A full list of voting precincts is available on the city website.

In addition to the statewide Governor, Lieutenant Governor, and Attorney General races, Alexandrians will be voting in a competitive Mayoral and City Council race. Residents of the 45th District will also vote between incumbent Mark Levine and current Vice Mayor Elizabeth Bennett-Parker.

The mayoral race is a rematch between incumbent Mayor Justin Wilson and former Mayor Allison Silberberg, whom Wilson ousted three years ago.

“I’m feeling great,” Silberberg said. “We’ve got a huge precinct operation and we’re hearing from people across the city. It’s thrilling and we’re running right through the tape. People can vote until 7 p.m. Every vote will matter.”

“This has been an exciting election season that has allowed our community to have an intense discussion about our City’s future,” Wilson said. “I hope to earn the support of our City for another term as Alexandria’s Mayor.”

So far, more than 6,100 residents have voted absentee — about three times as much as in the 2018 Democratic primary (2,007 absentee votes) and a 255% jump over the 2017 Democratic primary (1,687 absentee votes). The absentee numbers will continue to increase, and as long as they have a postmark dated June 8 will be counted along with the other ballots before their official certification by the Alexandria Electoral Board on Monday, June 14.

That means that the unofficial election results could change depending on the final absentee numbers. As of 10 a.m. there were 4,018 in-person votes cast —  totaling 10,123 with absentee votes — out of 98,728 registered voters in the city. That’s about 10%.

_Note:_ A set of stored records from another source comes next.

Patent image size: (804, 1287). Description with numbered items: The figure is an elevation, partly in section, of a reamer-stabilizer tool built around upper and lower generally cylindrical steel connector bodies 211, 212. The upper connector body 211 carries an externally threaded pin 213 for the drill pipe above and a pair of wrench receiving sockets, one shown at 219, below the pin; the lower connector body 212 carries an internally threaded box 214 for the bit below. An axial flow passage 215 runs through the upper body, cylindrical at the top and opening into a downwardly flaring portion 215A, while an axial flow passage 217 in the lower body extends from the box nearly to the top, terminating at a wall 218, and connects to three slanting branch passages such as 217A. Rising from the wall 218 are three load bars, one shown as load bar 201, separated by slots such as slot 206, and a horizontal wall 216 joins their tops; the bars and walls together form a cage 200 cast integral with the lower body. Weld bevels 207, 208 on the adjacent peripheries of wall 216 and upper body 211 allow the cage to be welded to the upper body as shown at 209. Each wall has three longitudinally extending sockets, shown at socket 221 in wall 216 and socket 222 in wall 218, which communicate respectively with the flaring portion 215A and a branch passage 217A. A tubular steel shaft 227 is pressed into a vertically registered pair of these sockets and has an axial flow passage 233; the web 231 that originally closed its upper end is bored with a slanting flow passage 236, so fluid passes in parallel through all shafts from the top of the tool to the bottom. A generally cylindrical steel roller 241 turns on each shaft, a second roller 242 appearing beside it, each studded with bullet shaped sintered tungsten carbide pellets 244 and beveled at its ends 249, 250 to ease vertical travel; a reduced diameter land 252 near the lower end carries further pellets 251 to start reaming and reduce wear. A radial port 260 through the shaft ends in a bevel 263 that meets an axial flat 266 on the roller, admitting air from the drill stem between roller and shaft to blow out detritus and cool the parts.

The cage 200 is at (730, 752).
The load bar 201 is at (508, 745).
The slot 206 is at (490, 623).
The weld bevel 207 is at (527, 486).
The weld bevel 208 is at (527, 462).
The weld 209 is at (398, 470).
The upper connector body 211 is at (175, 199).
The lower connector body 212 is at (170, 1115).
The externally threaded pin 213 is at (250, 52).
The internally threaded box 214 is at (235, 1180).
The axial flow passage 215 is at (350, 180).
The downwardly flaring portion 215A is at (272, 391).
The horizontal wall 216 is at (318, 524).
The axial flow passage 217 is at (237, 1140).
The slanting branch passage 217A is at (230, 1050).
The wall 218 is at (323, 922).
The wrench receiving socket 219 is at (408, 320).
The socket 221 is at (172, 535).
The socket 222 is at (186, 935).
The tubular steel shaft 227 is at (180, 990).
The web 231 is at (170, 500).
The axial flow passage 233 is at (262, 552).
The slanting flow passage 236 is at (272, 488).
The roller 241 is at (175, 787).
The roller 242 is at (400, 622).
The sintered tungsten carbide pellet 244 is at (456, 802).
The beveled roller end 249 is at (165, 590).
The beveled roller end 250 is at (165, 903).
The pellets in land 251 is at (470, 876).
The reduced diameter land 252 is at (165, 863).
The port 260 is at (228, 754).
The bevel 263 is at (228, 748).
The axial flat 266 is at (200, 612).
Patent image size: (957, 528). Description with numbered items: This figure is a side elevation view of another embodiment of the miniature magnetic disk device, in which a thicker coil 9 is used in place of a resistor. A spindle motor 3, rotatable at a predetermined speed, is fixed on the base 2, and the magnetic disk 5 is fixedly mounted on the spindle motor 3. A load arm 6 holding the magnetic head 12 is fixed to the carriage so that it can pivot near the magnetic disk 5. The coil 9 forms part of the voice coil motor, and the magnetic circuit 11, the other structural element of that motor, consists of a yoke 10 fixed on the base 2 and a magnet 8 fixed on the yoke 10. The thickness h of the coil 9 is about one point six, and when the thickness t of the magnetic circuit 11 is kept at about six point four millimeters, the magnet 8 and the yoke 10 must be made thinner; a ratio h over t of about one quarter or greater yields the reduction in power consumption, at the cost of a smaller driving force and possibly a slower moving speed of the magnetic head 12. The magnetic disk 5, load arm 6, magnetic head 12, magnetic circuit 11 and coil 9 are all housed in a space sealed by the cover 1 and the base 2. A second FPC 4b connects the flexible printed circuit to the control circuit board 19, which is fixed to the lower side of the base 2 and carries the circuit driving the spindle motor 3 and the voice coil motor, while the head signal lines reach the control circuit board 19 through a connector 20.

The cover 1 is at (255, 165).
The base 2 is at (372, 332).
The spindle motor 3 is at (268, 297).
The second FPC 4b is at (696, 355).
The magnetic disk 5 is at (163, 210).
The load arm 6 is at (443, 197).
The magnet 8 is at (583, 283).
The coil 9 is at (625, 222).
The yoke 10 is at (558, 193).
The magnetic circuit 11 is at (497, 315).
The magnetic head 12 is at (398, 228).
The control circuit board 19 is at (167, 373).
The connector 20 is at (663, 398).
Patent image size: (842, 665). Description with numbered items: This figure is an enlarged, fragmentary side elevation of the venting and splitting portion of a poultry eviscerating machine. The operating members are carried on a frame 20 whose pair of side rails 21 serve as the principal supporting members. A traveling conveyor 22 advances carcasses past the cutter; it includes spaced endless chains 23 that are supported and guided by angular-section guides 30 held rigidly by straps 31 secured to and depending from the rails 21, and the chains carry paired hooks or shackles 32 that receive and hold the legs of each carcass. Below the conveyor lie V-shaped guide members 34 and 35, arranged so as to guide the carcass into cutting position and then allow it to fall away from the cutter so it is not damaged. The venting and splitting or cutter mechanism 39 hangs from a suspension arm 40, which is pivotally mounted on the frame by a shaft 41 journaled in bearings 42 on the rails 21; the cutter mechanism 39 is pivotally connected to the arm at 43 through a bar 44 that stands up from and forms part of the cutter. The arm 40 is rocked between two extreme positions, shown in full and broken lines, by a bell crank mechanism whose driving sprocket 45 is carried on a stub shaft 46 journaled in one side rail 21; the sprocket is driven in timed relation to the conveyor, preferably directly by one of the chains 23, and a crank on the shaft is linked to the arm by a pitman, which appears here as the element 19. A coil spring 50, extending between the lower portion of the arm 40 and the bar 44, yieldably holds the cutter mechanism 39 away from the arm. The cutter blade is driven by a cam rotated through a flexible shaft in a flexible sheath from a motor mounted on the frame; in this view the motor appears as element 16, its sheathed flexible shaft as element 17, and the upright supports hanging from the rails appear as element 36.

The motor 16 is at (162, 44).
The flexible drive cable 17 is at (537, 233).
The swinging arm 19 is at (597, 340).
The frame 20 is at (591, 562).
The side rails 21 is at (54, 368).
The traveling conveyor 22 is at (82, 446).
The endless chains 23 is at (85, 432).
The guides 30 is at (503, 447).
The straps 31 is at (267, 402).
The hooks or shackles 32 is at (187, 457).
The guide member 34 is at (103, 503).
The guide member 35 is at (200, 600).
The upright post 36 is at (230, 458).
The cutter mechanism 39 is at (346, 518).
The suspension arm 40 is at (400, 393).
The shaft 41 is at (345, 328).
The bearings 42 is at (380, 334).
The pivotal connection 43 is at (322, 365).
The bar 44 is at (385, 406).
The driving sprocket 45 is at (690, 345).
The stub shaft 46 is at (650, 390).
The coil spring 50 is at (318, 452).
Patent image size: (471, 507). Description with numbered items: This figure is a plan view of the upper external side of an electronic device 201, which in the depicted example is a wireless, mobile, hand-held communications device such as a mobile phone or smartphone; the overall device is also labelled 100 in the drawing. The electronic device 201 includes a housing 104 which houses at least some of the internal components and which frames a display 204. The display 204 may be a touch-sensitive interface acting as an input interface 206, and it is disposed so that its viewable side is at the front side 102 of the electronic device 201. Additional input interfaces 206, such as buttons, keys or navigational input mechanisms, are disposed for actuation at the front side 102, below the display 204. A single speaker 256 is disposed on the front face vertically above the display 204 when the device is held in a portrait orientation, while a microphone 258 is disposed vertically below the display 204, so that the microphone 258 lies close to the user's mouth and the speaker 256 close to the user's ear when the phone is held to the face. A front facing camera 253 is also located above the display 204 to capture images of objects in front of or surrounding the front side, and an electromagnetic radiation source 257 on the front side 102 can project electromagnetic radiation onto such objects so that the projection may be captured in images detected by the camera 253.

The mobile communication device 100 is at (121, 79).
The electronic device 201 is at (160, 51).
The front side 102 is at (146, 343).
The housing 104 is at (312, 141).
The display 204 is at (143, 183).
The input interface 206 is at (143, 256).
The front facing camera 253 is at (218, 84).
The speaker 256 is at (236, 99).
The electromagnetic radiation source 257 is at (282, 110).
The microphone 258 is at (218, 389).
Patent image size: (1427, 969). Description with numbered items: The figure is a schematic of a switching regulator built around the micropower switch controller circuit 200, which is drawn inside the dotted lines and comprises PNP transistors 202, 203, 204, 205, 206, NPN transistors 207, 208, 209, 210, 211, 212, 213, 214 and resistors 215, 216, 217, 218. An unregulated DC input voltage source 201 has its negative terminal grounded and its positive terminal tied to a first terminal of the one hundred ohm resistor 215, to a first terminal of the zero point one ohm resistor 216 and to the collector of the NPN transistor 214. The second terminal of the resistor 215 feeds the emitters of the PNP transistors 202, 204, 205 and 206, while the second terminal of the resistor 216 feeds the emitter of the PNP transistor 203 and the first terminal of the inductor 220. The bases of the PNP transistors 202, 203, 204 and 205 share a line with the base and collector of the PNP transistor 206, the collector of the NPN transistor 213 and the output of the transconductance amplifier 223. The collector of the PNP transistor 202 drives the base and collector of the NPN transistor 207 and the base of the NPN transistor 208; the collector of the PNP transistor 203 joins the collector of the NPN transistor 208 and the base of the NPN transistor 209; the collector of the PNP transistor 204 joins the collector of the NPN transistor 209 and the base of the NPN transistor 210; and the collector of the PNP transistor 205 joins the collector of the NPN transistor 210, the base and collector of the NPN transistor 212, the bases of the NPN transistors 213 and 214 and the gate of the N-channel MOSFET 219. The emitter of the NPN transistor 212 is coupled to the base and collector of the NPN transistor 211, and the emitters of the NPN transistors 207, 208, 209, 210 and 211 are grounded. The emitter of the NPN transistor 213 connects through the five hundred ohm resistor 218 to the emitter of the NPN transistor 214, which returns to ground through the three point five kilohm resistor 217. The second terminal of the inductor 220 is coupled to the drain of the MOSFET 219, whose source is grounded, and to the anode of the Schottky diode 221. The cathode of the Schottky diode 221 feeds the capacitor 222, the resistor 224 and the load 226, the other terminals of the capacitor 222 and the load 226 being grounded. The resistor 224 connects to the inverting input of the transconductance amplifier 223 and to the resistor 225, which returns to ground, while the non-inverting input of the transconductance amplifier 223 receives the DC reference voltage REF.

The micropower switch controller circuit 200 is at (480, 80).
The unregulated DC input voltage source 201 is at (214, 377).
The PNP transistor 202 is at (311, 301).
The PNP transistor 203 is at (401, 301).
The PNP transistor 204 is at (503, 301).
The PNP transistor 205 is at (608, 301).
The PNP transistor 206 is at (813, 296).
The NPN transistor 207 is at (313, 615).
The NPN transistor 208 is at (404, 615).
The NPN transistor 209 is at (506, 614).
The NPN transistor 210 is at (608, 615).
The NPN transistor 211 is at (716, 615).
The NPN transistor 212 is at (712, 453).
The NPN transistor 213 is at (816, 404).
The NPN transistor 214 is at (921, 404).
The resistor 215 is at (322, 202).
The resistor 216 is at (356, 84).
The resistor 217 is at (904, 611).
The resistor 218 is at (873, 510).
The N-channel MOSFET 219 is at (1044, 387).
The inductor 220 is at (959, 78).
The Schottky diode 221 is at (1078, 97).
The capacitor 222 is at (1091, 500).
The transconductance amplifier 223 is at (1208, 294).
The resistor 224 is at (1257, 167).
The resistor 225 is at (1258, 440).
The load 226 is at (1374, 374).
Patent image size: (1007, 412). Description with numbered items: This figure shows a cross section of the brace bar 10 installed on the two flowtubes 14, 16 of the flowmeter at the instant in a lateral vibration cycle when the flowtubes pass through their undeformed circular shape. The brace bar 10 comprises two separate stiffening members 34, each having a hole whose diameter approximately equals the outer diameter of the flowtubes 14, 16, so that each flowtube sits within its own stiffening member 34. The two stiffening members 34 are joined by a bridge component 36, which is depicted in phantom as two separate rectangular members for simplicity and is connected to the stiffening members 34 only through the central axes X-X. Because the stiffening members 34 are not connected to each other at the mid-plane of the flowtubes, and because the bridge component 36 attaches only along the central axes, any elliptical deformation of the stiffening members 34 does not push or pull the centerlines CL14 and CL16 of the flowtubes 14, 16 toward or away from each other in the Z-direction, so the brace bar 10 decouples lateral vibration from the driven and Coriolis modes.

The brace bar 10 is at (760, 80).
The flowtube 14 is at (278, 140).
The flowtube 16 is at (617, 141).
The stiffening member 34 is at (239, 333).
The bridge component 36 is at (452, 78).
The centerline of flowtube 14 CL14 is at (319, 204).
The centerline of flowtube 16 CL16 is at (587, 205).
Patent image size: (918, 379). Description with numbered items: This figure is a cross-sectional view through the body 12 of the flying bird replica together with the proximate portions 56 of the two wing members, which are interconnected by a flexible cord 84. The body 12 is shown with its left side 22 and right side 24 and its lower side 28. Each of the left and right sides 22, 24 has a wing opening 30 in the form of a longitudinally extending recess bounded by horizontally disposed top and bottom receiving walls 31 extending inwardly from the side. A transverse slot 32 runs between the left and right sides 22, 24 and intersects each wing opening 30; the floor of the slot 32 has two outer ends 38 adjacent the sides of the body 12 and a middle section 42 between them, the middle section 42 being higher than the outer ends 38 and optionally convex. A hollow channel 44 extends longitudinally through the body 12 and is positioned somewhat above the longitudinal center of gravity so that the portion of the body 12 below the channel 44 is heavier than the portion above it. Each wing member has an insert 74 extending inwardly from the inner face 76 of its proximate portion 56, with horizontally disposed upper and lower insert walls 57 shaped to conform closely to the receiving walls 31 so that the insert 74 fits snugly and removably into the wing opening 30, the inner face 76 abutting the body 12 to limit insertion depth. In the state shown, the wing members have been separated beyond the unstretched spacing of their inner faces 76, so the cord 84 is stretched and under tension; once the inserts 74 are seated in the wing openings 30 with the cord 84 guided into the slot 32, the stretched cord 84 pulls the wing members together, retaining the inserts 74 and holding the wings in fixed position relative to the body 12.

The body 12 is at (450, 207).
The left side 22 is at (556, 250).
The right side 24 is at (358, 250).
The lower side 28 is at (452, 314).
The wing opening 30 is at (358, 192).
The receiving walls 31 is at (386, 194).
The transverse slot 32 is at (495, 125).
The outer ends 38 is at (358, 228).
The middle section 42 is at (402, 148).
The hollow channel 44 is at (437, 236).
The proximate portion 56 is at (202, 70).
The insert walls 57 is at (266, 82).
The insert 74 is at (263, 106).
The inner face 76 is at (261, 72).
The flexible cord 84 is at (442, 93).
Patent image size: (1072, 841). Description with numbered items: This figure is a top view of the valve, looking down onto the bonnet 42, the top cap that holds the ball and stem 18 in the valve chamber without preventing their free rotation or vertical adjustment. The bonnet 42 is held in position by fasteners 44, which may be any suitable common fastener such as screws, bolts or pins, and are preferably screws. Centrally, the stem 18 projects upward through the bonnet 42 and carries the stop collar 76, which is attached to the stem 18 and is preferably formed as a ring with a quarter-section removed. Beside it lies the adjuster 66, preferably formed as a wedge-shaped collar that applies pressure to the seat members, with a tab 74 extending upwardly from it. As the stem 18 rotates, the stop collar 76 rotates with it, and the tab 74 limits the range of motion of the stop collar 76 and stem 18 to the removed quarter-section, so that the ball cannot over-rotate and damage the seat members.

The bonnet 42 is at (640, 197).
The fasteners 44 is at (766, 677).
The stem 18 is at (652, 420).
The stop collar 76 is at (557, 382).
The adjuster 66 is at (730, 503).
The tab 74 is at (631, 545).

The registrar’s office is anticipating turnout in the 20% to 30% range, and as of 10 a.m. the top performing precincts are Mount Vernon Recreation Center with 615 total votes, George Washington Middle School with 591 votes and the George Washington National Masonic Memorial with 540 votes..

After polls close, both candidates will host their respective results parties at Del Ray restaurants within a stone’s throw of each other. Wilson said his campaign will be gathering at Pork Barrel BBQ (2312 Mount Vernon Avenue) and Silberberg will be at Los Tios Grill (2615 Mount Vernon Avenue), in another mirror to the 2018 election.

Alexandria Vice Mayor Elizabeth Bennett-Parker, who is running against Del. Mark Levine for the 45th District seat in the House of Delegates, voted at around 6:30 a.m. at Matthew Maury Elementary School. She said that she didn’t sleep the night before out of nervous anticipation.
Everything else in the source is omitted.